Политика, направленная на полное подчинение искусства потребностям идеологии, была особенно очевидна в области литературы. В 1932 году Сталин часто встречался с Горьким и другими писателями. Во время одной такой встречи он назвал их почетным именем «инженеров человеческих душ». О литературе он начал авторитетно высказываться лишь с того момента, когда после самоубийства затравленного окружением и властями Маяковского отметил в резолюции, адресованной Ежову[202]: «Маяковский был и останется лучшим, талантливейшим поэтом нашей советской эпохи». Для поддержки своей политики диктатор нуждался в писателе, который, с одной стороны, пользовался бы в обществе огромным моральным авторитетом, а с другой — безусловно повиновался бы его планам.
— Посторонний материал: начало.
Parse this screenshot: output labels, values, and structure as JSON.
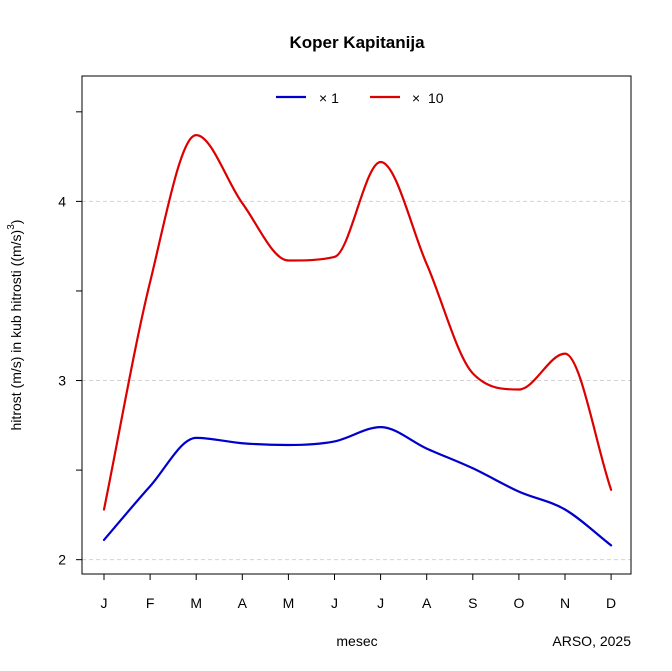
{
  "chart_data": {
    "type": "line",
    "title": "Koper Kapitanija",
    "xlabel": "mesec",
    "ylabel": "hitrost (m/s) in kub hitrosti ((m/s)",
    "ylabel_sup": "3",
    "ylabel_end": ")",
    "credit": "ARSO, 2025",
    "categories": [
      "J",
      "F",
      "M",
      "A",
      "M",
      "J",
      "J",
      "A",
      "S",
      "O",
      "N",
      "D"
    ],
    "ylim": [
      1.92,
      4.7
    ],
    "yticks": [
      2,
      3,
      4
    ],
    "grid": "horizontal dashed at y ticks",
    "legend_position": "top-center",
    "series": [
      {
        "name": "× 1",
        "color": "#0000cc",
        "values": [
          2.11,
          2.41,
          2.68,
          2.65,
          2.64,
          2.66,
          2.74,
          2.62,
          2.51,
          2.38,
          2.28,
          2.08
        ]
      },
      {
        "name": "×  10",
        "color": "#dd0000",
        "values": [
          2.28,
          3.55,
          4.37,
          3.99,
          3.67,
          3.69,
          4.22,
          3.65,
          3.04,
          2.95,
          3.15,
          2.39
        ]
      }
    ]
  }
}
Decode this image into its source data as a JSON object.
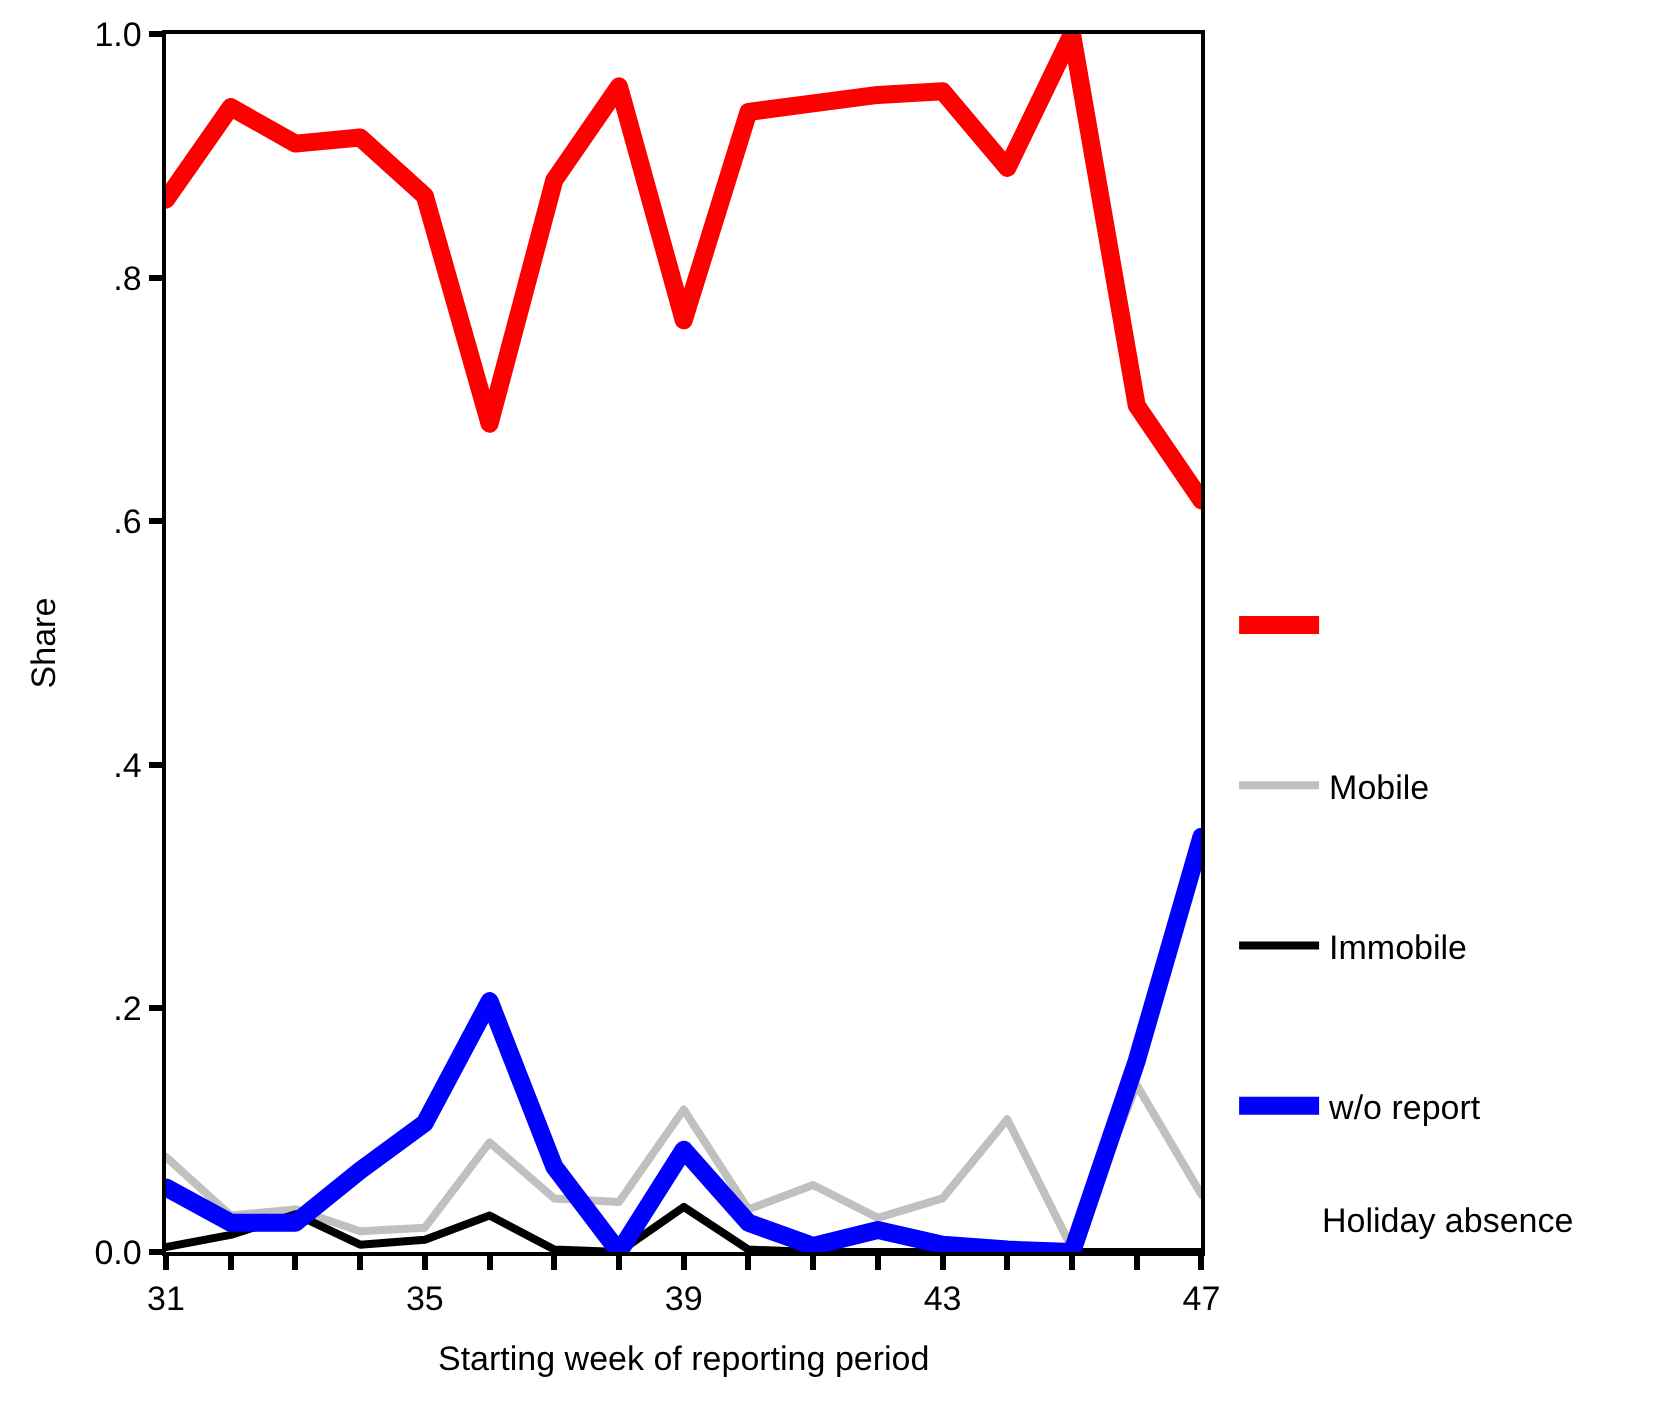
{
  "chart_data": {
    "type": "line",
    "xlabel": "Starting week of reporting period",
    "ylabel": "Share",
    "x": [
      31,
      32,
      33,
      34,
      35,
      36,
      37,
      38,
      39,
      40,
      41,
      42,
      43,
      44,
      45,
      46,
      47
    ],
    "series": [
      {
        "color": "#ff0000",
        "values": [
          0.864,
          0.94,
          0.91,
          0.915,
          0.867,
          0.68,
          0.88,
          0.957,
          0.765,
          0.936,
          0.943,
          0.95,
          0.953,
          0.89,
          1.0,
          0.695,
          0.617
        ]
      },
      {
        "name": "Mobile",
        "color": "#c0c0c0",
        "values": [
          0.078,
          0.03,
          0.035,
          0.017,
          0.02,
          0.09,
          0.044,
          0.041,
          0.117,
          0.035,
          0.055,
          0.028,
          0.044,
          0.109,
          0.003,
          0.137,
          0.047
        ]
      },
      {
        "name": "Immobile",
        "color": "#000000",
        "values": [
          0.004,
          0.014,
          0.031,
          0.006,
          0.01,
          0.03,
          0.002,
          0.0,
          0.037,
          0.002,
          0.0,
          0.0,
          0.0,
          0.0,
          0.0,
          0.0,
          0.0
        ]
      },
      {
        "name": "w/o report",
        "color": "#0000ff",
        "values": [
          0.053,
          0.024,
          0.024,
          0.067,
          0.106,
          0.206,
          0.07,
          0.0,
          0.084,
          0.024,
          0.005,
          0.018,
          0.006,
          0.002,
          0.0,
          0.157,
          0.341
        ]
      }
    ],
    "annotations": [
      "Holiday absence"
    ],
    "xlim": [
      31,
      47
    ],
    "xticks": [
      31,
      {
        "value": 32,
        "label": null
      },
      {
        "value": 33,
        "label": null
      },
      {
        "value": 34,
        "label": null
      },
      35,
      {
        "value": 36,
        "label": null
      },
      {
        "value": 37,
        "label": null
      },
      {
        "value": 38,
        "label": null
      },
      39,
      {
        "value": 40,
        "label": null
      },
      {
        "value": 41,
        "label": null
      },
      {
        "value": 42,
        "label": null
      },
      43,
      {
        "value": 44,
        "label": null
      },
      {
        "value": 45,
        "label": null
      },
      {
        "value": 46,
        "label": null
      },
      47
    ],
    "ylim": [
      0,
      1
    ],
    "yticks": [
      {
        "value": 0,
        "label": "0.0"
      },
      {
        "value": 0.2,
        "label": ".2"
      },
      {
        "value": 0.4,
        "label": ".4"
      },
      {
        "value": 0.6,
        "label": ".6"
      },
      {
        "value": 0.8,
        "label": ".8"
      },
      {
        "value": 1.0,
        "label": "1.0"
      }
    ],
    "legend": "right",
    "grid": false,
    "marker": "none",
    "line_style": "solid"
  }
}
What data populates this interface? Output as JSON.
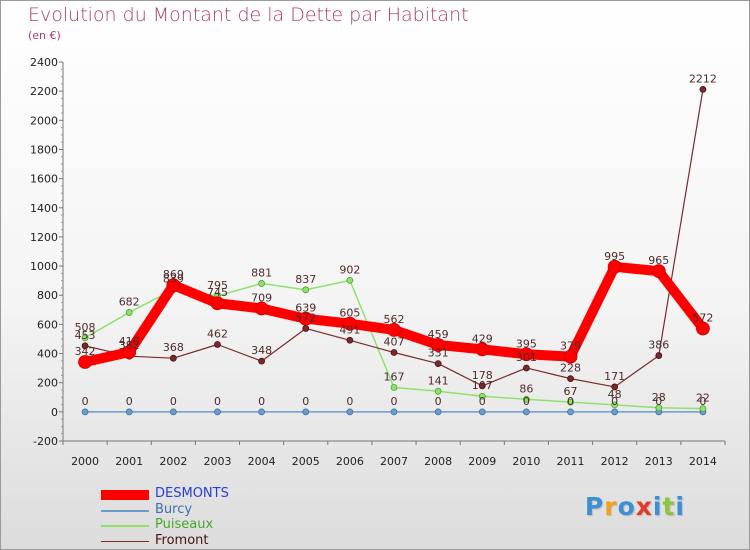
{
  "chart_title": "Evolution du Montant de la Dette par Habitant",
  "chart_subtitle": "(en €)",
  "brand": {
    "text": "Proxiti",
    "letter_colors": [
      "#3b8fd6",
      "#f0a21b",
      "#3b8fd6",
      "#e23a24",
      "#3b8fd6",
      "#8cc63f",
      "#3b8fd6"
    ]
  },
  "chart_data": {
    "type": "line",
    "x": [
      2000,
      2001,
      2002,
      2003,
      2004,
      2005,
      2006,
      2007,
      2008,
      2009,
      2010,
      2011,
      2012,
      2013,
      2014
    ],
    "ylim": [
      -200,
      2400
    ],
    "yticks": [
      -200,
      0,
      200,
      400,
      600,
      800,
      1000,
      1200,
      1400,
      1600,
      1800,
      2000,
      2200,
      2400
    ],
    "grid": false,
    "legend_placement": "bottom-left",
    "series": [
      {
        "name": "DESMONTS",
        "color": "#ff0000",
        "label_color": "#4e2a2a",
        "values": [
          342,
          410,
          869,
          745,
          709,
          639,
          605,
          562,
          459,
          429,
          395,
          379,
          995,
          965,
          572
        ],
        "labels": [
          "342",
          "410",
          "869",
          "745",
          "709",
          "639",
          "605",
          "562",
          "459",
          "429",
          "395",
          "379",
          "995",
          "965",
          "572"
        ]
      },
      {
        "name": "Burcy",
        "color": "#6c9ccc",
        "label_color": "#4e2a2a",
        "values": [
          0,
          0,
          0,
          0,
          0,
          0,
          0,
          0,
          0,
          0,
          0,
          0,
          0,
          0,
          0
        ],
        "labels": [
          "0",
          "0",
          "0",
          "0",
          "0",
          "0",
          "0",
          "0",
          "0",
          "0",
          "0",
          "0",
          "0",
          "0",
          "0"
        ]
      },
      {
        "name": "Puiseaux",
        "color": "#90e070",
        "label_color": "#4e2a2a",
        "values": [
          508,
          682,
          839,
          795,
          881,
          837,
          902,
          167,
          141,
          107,
          86,
          67,
          48,
          28,
          22
        ],
        "labels": [
          "508",
          "682",
          "839",
          "795",
          "881",
          "837",
          "902",
          "167",
          "141",
          "107",
          "86",
          "67",
          "48",
          "28",
          "22"
        ]
      },
      {
        "name": "Fromont",
        "color": "#7a2a2a",
        "label_color": "#4e2a2a",
        "values": [
          453,
          382,
          368,
          462,
          348,
          572,
          491,
          407,
          331,
          178,
          301,
          228,
          171,
          386,
          2212
        ],
        "labels": [
          "453",
          "382",
          "368",
          "462",
          "348",
          "572",
          "491",
          "407",
          "331",
          "178",
          "301",
          "228",
          "171",
          "386",
          "2212"
        ]
      }
    ]
  }
}
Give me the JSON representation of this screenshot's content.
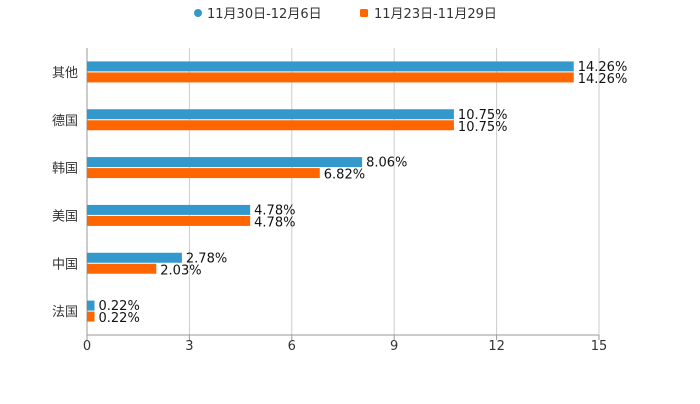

Для этой роли лучше всех подходил Горький.
В конце 20-х годов, когда великий писатель еще жил на Капри, вокруг него началась тонкая игра. Он стал получать из России бессчетное количество писем и телеграмм от частных лиц и общественных организаций, от литераторов, рабочих и пионеров — с призывами вернуться на родину. Поток призывов умело направлялся председателем ОГПУ Генрихом Ягодой[203] и постепенно достиг таких размеров, что Горький решился приехать в Россию. Несомненно, важную роль в принятии этого решения сыграла и грызущая его тоска по родине, а также искушение занять ведущее место среди русской культурной элиты. В дальнейшем, до 1933 года, он делил свое время между Москвой и Капри, куда возвращался из-за слабого здоровья. Он получил от государства великолепный дом в столице и две роскошные дачи: одну под Москвой, другую в Крыму.
Горького действительно ждали. Его авторитет выдающегося художника, большого гуманиста, защитника угнетенных был очень велик. Однако официальное положение первого писателя России довольно быстро изменило образ его действий. Горький по-прежнему клеймил социальную несправедливость, голод, нужду и отсутствие правопорядка — но уже только на Западе. То, что происходило в его стране, он отныне лишь хвалил и поддерживал. Когда в ноябре 1930 года было сфабриковано обвинение против инженеров и техников в заговоре с целью свержения советской власти, писатель уже в первый день двухмесячного процесса публично осудил невинных людей. Через две недели «Правда» и «Известия» опубликовали его статью «Гуманистам», в которой он особенно резко нападал на «профессора Альберта Эйнштейна и господина Томаса Манна» за то, что они подписали протест немецкой Лиги защиты прав человека против «казни сорока восьми преступников, организаторов пищевого голода в Союзе Советов». Да, это был уже не тот Горький, который в 1918 году негодовал из-за произвола народных комиссаров, и не тот, который в 1922 году, навлекая на себя гнев Ленина, метал громы и молнии по поводу смертной казни, грозившей эсерам[204]. Теперь, в 1930 году, сорок восемь человек, ответственных за пищевую промышленность, были расстреляны, вероятно, вообще без суда, а Горький заявлял: «Неописуемая гнусность действий сорока восьми мне хорошо известна…»[205] В скором будущем он поддержит процесс против меньшевиков, особенно язвительно насмехаясь над одним из осужденных, своим прежним другом, историком и журналистом Николаем Сухановым. В письмах к друзьям на Западе, в статьях и публичных выступлениях он опровергал существование террора и лагерей принудительного труда, называл «пошленькой сказкой» мнение «о том, что в Союзе Советов единоличная диктатура»[206].